Loretta Lynch, the former attorney general under Barack Obama, pressured former FBI Director James Comey to downplay the Clinton email server investigation and only refer to it as a “matter,” Comey testified before the Senate Intelligence Committee on Thursday.

Comey said that when he asked Lynch if she was going to authorize him to confirm the existence of the Clinton email investigation, her answer was, “Yes, but don’t call it that. Call it a matter.” When Comey asked why, he said, Lynch wouldn’t give him an explanation. “Just call it a matter,” she said.

Comey added later that he was concerned about that direction as it was false. He was further concerned because it aligned with the Clinton campaign’s spin on the investigation.

Lynch’s order, Comey said, “concerned me because that language tracked the way the campaign was talking about the FBI’s work and that’s concerning.”

Comey didn’t see fit to leak that to his pals despite agreeing that Lynch had a conflict of interest. It is also very curious that Comey was able to read Trump’s mind, but was totally unable to divine the obvious motive for Lynch. No matter how you look at it, Comey came down on the side of democrats in both cases.

And speaking of conflicts….did Comey go stupid because of something more ominous? There apparently is a recording of the conversation held by Loretta Lynch and Bill Clinton during that “coincidental” meeting on the tarmac in Phoenix. You know, just before Comey announced that he would recommend against prosecuting Hillary Clinton. Almost as though he was given his orders.

Lynch asserted that her conversation with Bill Clinton consisted of “grandchildren” and “travels.” Since when are grandchildren and casual travel a matter of national security?

Judicial Watch filed an FOIA for the recording and/or transcript of the conversation between Clinton and Lynch, but the NSA has refused:

“To respond to your request, NSA would have to confirm or deny the existence of intelligence records on Loretta Lynch,” the NSA wrote in their response on November 14, 2016. “Were we to do so in your case, we would have to do so for every other requester. This would enable, for example, a terrorist or other adversary to file a FOIA request with us in order to determine whether he or she was under surveillance or had evaded it. This is turn would allow that individual to better assess whether they could successfully act to damage the national security of the United States. For such reasons, we can neither confirm nor deny the existence or non-existence of the records you requested.”

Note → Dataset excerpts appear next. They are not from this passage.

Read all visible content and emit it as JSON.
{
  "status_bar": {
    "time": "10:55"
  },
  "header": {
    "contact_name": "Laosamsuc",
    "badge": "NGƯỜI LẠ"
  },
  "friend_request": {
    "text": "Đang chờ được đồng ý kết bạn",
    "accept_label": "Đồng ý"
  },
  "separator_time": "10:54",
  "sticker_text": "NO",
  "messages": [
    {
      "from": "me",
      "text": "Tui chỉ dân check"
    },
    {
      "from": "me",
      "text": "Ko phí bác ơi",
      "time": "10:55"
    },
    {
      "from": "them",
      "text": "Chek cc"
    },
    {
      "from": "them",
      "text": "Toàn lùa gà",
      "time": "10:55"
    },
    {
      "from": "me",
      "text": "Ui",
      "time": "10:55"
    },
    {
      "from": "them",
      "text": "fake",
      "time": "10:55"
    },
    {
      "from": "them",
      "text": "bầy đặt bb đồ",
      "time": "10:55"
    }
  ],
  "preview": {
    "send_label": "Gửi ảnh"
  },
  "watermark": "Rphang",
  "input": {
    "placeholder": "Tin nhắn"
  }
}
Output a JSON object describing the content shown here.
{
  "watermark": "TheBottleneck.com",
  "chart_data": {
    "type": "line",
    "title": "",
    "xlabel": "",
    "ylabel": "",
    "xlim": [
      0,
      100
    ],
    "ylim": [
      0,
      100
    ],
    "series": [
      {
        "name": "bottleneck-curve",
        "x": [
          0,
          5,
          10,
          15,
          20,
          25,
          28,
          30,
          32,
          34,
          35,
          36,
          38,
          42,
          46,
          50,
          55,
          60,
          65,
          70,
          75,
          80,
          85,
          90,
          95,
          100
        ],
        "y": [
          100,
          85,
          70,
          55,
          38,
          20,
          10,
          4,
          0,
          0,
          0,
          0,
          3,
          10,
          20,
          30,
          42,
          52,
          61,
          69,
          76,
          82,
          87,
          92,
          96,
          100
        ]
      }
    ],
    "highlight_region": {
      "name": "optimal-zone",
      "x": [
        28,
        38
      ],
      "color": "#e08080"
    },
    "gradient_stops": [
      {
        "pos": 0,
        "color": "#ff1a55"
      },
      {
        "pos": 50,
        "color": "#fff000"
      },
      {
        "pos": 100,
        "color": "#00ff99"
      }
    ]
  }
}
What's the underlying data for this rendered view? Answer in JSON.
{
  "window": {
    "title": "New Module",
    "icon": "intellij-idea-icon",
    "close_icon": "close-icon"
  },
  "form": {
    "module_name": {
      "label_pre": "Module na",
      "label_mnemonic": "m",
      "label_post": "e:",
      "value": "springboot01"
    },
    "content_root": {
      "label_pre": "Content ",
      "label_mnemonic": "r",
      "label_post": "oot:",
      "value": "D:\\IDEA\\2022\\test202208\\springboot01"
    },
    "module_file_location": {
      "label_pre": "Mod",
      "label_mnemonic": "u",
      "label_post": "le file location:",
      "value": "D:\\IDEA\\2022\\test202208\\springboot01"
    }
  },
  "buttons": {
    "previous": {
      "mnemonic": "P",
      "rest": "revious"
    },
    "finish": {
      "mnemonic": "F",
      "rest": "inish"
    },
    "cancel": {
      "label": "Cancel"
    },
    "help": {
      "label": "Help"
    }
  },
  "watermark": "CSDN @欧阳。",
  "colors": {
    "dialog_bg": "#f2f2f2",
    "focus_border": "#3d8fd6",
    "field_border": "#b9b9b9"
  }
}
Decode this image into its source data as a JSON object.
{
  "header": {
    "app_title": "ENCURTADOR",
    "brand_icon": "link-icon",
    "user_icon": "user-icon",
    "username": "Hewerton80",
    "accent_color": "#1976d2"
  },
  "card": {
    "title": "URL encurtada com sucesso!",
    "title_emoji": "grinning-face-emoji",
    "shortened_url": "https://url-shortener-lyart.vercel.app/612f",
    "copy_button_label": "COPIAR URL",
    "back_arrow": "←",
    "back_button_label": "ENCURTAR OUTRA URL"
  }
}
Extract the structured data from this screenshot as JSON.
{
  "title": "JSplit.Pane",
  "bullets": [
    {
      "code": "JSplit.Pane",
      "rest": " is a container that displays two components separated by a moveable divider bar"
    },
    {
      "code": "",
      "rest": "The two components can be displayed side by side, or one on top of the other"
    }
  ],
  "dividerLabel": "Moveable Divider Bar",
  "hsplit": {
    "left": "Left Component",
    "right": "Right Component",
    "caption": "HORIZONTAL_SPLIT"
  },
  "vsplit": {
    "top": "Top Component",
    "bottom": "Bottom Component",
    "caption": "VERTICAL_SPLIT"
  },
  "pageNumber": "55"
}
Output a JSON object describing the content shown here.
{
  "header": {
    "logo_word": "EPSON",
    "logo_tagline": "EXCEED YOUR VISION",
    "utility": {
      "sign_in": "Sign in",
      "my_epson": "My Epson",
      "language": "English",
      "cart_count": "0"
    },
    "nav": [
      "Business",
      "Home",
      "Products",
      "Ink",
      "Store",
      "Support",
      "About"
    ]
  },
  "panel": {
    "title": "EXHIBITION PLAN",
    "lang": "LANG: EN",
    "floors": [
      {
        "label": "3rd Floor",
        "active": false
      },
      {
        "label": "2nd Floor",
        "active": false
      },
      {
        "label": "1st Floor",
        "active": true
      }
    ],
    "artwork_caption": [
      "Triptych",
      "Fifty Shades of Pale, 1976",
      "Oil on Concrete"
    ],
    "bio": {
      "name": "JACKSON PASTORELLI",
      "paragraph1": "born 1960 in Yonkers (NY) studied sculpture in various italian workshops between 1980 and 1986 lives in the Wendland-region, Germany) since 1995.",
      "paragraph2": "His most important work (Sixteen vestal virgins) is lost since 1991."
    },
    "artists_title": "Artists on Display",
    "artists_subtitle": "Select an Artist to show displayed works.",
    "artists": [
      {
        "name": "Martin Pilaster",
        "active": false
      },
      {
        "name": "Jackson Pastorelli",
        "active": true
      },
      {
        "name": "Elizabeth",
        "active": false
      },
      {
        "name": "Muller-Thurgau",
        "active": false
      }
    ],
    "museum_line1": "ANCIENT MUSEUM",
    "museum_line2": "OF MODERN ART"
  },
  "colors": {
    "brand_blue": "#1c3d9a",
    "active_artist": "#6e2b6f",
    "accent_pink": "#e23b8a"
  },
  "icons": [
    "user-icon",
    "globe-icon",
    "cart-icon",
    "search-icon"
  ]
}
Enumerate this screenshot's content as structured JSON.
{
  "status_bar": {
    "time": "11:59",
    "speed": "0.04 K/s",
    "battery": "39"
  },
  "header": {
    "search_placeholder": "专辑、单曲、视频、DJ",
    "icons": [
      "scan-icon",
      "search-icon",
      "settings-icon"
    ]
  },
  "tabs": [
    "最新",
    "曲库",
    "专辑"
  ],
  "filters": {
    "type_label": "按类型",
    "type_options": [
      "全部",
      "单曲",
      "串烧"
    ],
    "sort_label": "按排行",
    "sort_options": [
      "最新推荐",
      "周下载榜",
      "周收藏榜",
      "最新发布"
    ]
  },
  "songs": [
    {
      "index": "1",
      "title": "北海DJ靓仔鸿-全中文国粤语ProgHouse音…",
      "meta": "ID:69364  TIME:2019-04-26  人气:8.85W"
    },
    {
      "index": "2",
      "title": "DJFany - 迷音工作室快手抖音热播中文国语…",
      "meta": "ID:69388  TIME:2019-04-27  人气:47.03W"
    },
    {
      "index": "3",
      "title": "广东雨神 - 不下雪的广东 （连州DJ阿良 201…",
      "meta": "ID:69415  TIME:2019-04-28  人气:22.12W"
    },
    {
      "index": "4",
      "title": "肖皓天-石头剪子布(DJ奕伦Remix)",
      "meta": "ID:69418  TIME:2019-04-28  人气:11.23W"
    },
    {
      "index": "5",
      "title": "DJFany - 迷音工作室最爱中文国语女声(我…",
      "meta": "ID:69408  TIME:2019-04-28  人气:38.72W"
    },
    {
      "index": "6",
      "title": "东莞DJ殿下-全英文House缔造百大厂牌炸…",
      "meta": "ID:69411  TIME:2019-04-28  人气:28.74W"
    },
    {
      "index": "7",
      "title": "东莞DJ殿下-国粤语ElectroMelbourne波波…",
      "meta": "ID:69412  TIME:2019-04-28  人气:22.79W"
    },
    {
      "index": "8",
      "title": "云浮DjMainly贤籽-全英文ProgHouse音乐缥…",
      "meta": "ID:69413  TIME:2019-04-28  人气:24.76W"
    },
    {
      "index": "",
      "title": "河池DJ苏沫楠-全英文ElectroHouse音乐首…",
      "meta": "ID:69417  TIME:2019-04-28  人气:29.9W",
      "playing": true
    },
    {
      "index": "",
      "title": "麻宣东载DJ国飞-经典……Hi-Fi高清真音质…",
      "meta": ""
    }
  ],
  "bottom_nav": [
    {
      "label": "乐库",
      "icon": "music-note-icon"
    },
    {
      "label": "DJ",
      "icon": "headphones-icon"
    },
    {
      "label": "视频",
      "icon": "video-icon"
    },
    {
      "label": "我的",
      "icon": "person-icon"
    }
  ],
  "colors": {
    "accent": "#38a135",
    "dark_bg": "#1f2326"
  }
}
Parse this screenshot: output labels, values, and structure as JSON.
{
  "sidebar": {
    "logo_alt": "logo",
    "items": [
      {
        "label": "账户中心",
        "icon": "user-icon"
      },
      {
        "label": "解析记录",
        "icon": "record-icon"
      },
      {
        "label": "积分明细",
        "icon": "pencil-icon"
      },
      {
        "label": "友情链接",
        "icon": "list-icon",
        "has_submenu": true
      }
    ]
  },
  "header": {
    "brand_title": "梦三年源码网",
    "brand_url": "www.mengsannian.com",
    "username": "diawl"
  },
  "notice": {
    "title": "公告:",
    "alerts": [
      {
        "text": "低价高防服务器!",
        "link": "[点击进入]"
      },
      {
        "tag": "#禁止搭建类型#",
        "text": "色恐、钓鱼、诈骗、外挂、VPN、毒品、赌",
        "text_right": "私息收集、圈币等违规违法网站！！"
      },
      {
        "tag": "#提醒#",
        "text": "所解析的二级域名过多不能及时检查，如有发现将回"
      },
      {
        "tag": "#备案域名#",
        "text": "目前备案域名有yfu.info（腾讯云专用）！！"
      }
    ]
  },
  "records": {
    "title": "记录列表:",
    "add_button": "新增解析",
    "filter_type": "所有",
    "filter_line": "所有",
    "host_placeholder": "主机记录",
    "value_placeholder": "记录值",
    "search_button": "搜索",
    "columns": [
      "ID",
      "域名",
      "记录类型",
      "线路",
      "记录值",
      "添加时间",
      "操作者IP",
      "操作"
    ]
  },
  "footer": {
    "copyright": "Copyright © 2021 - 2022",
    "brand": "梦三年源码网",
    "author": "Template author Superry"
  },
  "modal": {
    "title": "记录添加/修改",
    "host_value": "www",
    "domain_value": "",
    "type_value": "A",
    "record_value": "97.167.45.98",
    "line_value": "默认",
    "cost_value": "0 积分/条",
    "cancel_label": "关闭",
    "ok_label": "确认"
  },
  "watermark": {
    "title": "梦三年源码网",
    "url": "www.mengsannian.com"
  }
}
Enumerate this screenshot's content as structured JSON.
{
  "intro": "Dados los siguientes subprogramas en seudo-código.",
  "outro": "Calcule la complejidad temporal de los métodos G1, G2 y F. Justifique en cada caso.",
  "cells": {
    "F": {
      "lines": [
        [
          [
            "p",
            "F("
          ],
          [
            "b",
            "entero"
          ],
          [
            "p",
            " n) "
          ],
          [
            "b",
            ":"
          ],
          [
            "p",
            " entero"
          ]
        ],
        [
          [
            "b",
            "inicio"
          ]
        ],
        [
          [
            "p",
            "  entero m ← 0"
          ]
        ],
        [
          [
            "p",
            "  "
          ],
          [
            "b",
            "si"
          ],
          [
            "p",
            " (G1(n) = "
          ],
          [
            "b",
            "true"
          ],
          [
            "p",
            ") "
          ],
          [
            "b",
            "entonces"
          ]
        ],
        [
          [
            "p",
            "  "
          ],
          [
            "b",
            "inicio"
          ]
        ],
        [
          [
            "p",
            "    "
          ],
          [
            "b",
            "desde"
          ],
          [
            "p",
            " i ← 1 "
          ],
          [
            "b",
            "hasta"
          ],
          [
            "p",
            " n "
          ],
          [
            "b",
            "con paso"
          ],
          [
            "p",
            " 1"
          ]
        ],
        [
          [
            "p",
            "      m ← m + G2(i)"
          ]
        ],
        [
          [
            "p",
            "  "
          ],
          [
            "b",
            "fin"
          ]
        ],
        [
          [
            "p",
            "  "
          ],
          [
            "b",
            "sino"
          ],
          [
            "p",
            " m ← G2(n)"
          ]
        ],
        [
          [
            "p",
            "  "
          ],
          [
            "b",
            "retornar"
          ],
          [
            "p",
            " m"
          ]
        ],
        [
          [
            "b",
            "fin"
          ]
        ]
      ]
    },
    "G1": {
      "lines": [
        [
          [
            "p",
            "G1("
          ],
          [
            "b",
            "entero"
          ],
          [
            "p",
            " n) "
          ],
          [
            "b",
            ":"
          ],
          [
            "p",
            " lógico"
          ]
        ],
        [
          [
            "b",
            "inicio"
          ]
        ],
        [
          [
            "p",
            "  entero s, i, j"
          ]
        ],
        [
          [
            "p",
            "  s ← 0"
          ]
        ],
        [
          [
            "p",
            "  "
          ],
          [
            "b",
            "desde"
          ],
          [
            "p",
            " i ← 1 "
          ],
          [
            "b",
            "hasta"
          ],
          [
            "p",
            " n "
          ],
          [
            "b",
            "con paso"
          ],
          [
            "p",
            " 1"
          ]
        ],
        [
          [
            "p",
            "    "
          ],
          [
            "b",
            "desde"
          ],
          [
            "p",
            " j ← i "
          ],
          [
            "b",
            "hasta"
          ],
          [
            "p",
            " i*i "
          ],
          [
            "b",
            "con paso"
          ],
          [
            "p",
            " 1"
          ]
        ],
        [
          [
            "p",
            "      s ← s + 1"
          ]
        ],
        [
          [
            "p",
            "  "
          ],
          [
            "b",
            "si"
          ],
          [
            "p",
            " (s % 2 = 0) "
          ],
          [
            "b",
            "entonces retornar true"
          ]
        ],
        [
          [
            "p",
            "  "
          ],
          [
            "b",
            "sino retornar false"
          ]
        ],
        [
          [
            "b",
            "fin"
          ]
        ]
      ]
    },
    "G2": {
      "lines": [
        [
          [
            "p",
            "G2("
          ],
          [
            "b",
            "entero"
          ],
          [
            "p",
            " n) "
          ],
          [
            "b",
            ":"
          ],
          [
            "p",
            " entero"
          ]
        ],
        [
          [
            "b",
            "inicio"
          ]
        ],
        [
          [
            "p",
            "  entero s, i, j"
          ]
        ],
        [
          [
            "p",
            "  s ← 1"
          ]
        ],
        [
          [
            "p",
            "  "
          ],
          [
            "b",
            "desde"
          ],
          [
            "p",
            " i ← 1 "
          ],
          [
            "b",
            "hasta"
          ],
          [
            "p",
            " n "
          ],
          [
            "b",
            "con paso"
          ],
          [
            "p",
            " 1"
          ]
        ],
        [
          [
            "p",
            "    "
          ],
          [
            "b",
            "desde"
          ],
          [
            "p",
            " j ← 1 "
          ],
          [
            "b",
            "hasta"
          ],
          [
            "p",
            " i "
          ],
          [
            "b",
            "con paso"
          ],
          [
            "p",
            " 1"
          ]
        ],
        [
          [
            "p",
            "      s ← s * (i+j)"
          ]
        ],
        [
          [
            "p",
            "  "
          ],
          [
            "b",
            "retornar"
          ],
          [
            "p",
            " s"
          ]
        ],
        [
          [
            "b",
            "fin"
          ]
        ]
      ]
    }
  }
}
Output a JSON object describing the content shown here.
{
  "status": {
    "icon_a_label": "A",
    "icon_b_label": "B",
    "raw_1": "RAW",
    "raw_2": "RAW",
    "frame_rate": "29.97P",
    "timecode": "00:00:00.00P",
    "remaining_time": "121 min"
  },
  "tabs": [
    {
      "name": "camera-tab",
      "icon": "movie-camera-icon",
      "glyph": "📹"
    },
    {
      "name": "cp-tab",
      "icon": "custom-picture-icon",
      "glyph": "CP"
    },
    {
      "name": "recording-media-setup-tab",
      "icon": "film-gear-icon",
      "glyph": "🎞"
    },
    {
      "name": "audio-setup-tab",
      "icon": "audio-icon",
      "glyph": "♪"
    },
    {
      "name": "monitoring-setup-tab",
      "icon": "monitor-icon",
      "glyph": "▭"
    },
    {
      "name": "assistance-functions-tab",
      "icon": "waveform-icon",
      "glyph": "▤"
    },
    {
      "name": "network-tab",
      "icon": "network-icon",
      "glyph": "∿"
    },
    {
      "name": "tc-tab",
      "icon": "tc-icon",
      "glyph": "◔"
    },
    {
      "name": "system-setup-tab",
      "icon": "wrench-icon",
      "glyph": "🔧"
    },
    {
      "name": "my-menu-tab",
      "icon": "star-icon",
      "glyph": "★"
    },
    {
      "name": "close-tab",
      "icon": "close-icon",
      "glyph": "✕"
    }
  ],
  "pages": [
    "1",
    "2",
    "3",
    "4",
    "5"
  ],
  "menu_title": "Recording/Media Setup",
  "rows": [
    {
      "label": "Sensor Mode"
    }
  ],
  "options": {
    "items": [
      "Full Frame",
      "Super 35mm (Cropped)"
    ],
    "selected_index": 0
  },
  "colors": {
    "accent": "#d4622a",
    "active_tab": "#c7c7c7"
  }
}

It’s pretty obvious what went down here. It was reported that there exists a document written by a democrat operative in which Lynch promises that the Clinton “matter” would not “get too far.”

Comey declined to respond. No memo, no leak to provoke a separate investigation.

Another Comey score for the democrats. Every move Comey made was either for democrats or his own pride. As much as you wants everyone to think so, he’s not as pure as the driven snow. Comey may also have his own legal pickle to deal with- the unauthorized disclosure of classified information:

“The problem is that Comey’s description of his use of an FBI computer to create memoranda to file suggests that these are arguably government documents. Comey admitted that he thought he raised the issue with his staff and recognized that they might be needed by the Department or Congress.  They read like a type of field 302 form, which are core investigatory documents,” he says.

Leaking the documents places Comey into a legal box, Turley explains, as the FBI restricts using material to harm a “former represented person or individual or firm related to prior representation,” and the FBI website specifically says:

Dissemination of FBI information is made strictly in accordance with provisions of the Privacy Act; Title 5, United States Code, Section 552a; FBI policy and procedures regarding discretionary release of information in accordance with the Privacy Act; and other applicable federal orders and directives.